Fred Graham
In the gallery window: Tāne and Tūpai
24 June – 27 July 2025
This sculpture represents the brothers Tāne and Tūpai, the youngest sons of Papatūānuku and Ranginui. His arm extended taut, Tāne uplifts the sky to let the light in. In his other hand he holds ngā kete o te wānanga, the baskets of knowledge retrieved from Te Tihi-o-Manono in the highest of the twelve heavens. Here they resemble an academic scroll. Tūpai holds the whatu-kura, hukātai and rehutai: stones of learning and knowledge, adorned with kōwhaiwhai.

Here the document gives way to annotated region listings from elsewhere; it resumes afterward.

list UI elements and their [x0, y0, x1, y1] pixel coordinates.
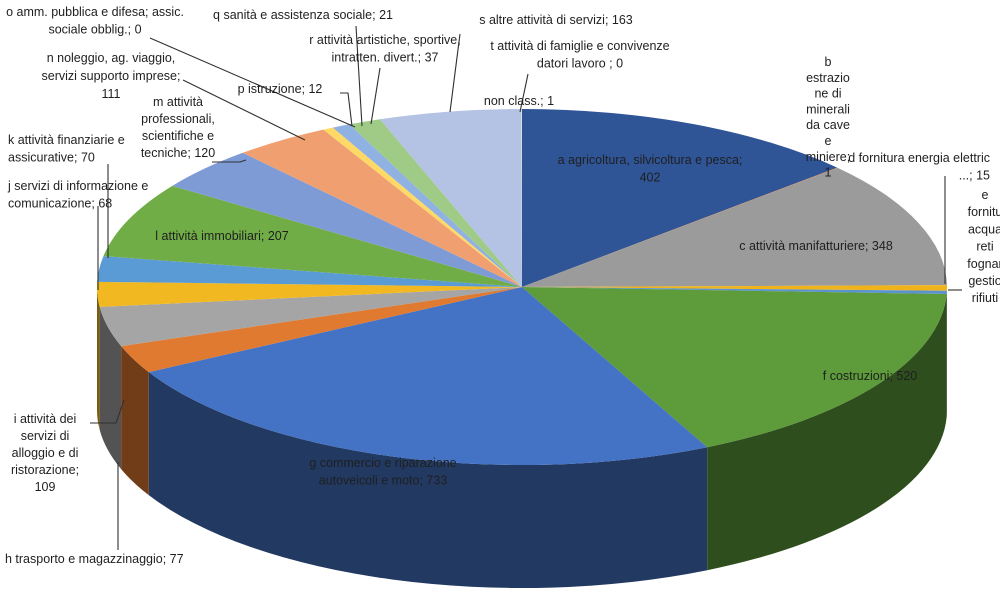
label-a: a agricoltura, silvicoltura e pesca; 402: [558, 153, 743, 185]
slice-g: [148, 287, 708, 465]
slice-b: [522, 167, 838, 287]
leader-line-q: [355, 25, 363, 127]
slice-f: [522, 287, 947, 448]
slice-n: [242, 129, 522, 287]
pie-slices: [97, 109, 947, 465]
leader-line-t: [519, 73, 529, 113]
label-d: d fornitura energia elettric...; 15: [848, 151, 990, 183]
slice-s: [379, 109, 522, 287]
slice-i: [99, 287, 523, 347]
slice-q: [332, 124, 522, 288]
label-r: r attività artistiche, sportive, intratte…: [309, 33, 460, 65]
slice-p: [323, 127, 522, 288]
leader-line-n: [182, 79, 306, 141]
data-labels: a agricoltura, silvicoltura e pesca; 402 b…: [5, 5, 1000, 566]
label-o: o amm. pubblica e difesa; assic. sociale …: [6, 5, 184, 37]
slice-side-j: [97, 287, 100, 430]
leader-line-r: [370, 67, 381, 125]
leader-line-p: [340, 92, 353, 127]
label-g: g commercio e riparazione autoveicoli e m…: [309, 456, 456, 488]
slice-l: [103, 185, 523, 287]
leader-line-m: [212, 159, 247, 163]
label-f: f costruzioni; 520: [823, 369, 918, 383]
slice-side-i: [99, 306, 122, 470]
label-q: q sanità e assistenza sociale; 21: [213, 8, 393, 22]
label-s: s altre attività di servizi; 163: [479, 13, 633, 27]
label-l: l attività immobiliari; 207: [155, 229, 288, 243]
slice-d: [522, 285, 947, 291]
label-b: b estrazio ne di minerali da cave e miniere; 1: [806, 55, 850, 180]
label-h: h trasporto e magazzinaggio; 77: [5, 552, 184, 566]
pie-sides: [97, 287, 947, 589]
label-k: k attività finanziarie e assicurative; 70: [8, 133, 125, 165]
label-n: n noleggio, ag. viaggio, servizi supporto…: [42, 51, 181, 101]
slice-a: [522, 109, 838, 287]
label-c: c attività manifatturiere; 348: [739, 239, 893, 253]
slice-side-f: [707, 294, 947, 571]
leader-lines: [90, 25, 962, 550]
label-m: m attività professionali, scientifiche e te…: [141, 95, 215, 160]
slice-k: [97, 256, 522, 287]
label-t: t attività di famiglie e convivenze dator…: [490, 39, 669, 71]
slice-h: [121, 287, 523, 373]
label-u: non class.; 1: [484, 94, 554, 108]
slice-u: [521, 109, 522, 287]
slice-e: [522, 287, 947, 295]
label-e: e fornitu acqua reti fognar gestio rifiuti: [967, 188, 1000, 305]
label-j: j servizi di informazione e comunicazione…: [7, 179, 148, 211]
slice-m: [172, 152, 522, 287]
slice-side-h: [121, 346, 149, 496]
slice-j: [97, 281, 522, 307]
label-i: i attività dei servizi di alloggio e di ris…: [11, 412, 79, 494]
slice-side-g: [148, 372, 708, 589]
slice-c: [522, 167, 947, 287]
label-p: p istruzione; 12: [238, 82, 323, 96]
leader-line-s: [449, 33, 461, 113]
leader-line-o: [149, 37, 356, 128]
leader-line-i: [90, 399, 125, 424]
slice-r: [349, 119, 522, 287]
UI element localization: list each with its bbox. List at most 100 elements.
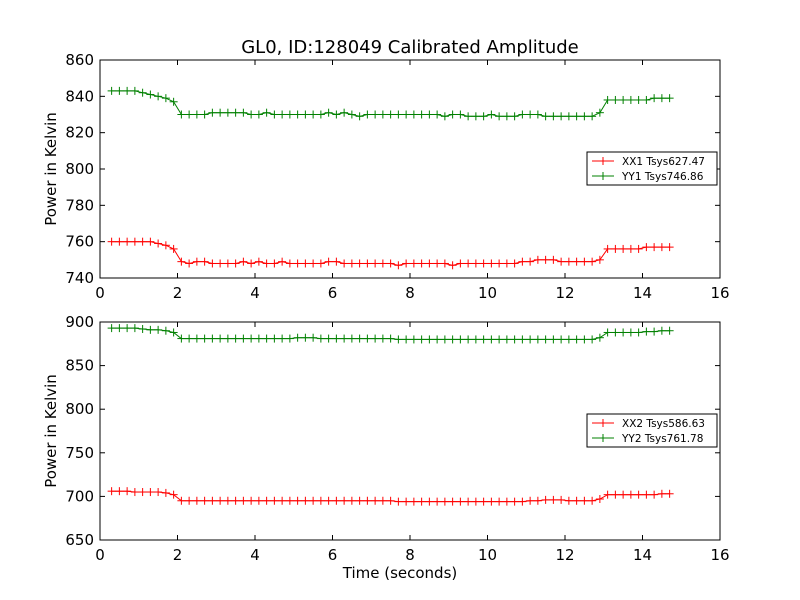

Fred Graham is one of a generation of hugely influential Māori artists – Ralph Hotere, Cliff Whiting, Kāterina Mataira, Selwyn Wilson, Pauline Yearbury, Muru Walters and Arnold Manaaki Wilson among them – who brought their knowledge of pūrākau and tikanga based practices such as whakāiro into connection with Western abstraction and modernist forms. Many of these artists also worked for the Department of Education as art advisors through the1950s and 1960s, passing on their knowledge in the classroom. Speaking in a 2024 interview about his generation’s engagement with modernism, Graham reflects, “We started looking at art from a different angle. We started to evolve our own form of art...we [felt that we] should be expressing life as [as it is] the time we are living in, because in turn this becomes history.”
Tāne and Tūpai was commissioned by the University to mark the opening of the Cotton science building in 1975. Carved in kauri and tōtara, the stylised forms draw on an account Tāne and Tūpai found in S. Percy Smith’s The Lore of the Whare Wānanga (1913), which was given to the artist as a brief for the commission. Graham intended the work to stand high on its plinth so that we would have to lift our gaze to see it: standing on the ground and looking toward the sky. The positioning of this work in our window is one acknowledgement of the artist’s passing in May 2025. Moe mai rā, e te rangatira.
Fred Graham (Ngāti Korokī Kahukura, Tainui) was born in Arapuni and grew up in Horahora, in the Waikato. He trained as a teacher at Ardmore and Dunedin Teachers College and worked as an arts advisor in Rotorua, Te Tai Tōkerau, and subsequently across Te Ika-a-Māui. Graham is one of the ‘class of 66’, who featured in the exhibition of modern Māori art organised by artists Paratene Matchitt and Cliff Whiting in Kirikiriroa Hamilton in 1966. His work was included in Te Waka Toi: Contemporary Māori Art which toured the United States in 1981. In 2017, Graham received Te Tohu mō Te Arikinui Dame Te Atairangikaahu Award at Te Waka Toi Awards; in 2018 he was the recipient of an Icon Award from the Arts Foundation and named an Officer of the New Zealand Order of Merit for his services to Māori art, and in 2024 he was one of five artists to be included in the Venice Biennale, alongside Sandy Adsett (Ngāti Pahauwera), Brett Graham (Ngāti Korokī Kahukura, Tainui); art collective Mataaho: Erena Baker, Sarah Hudson, Bridget Reweti, Terri Te Tau; and Selwyn Te Ngareatua Wilson (Ngāti Manu, Ngāti Hine). An exhibition of Graham’s work spanning the past 70 years, Toi Whakaata / Reflections, is currently on display at Christchurch Art Gallery Te Puna o Waiwhetū, until October 2025.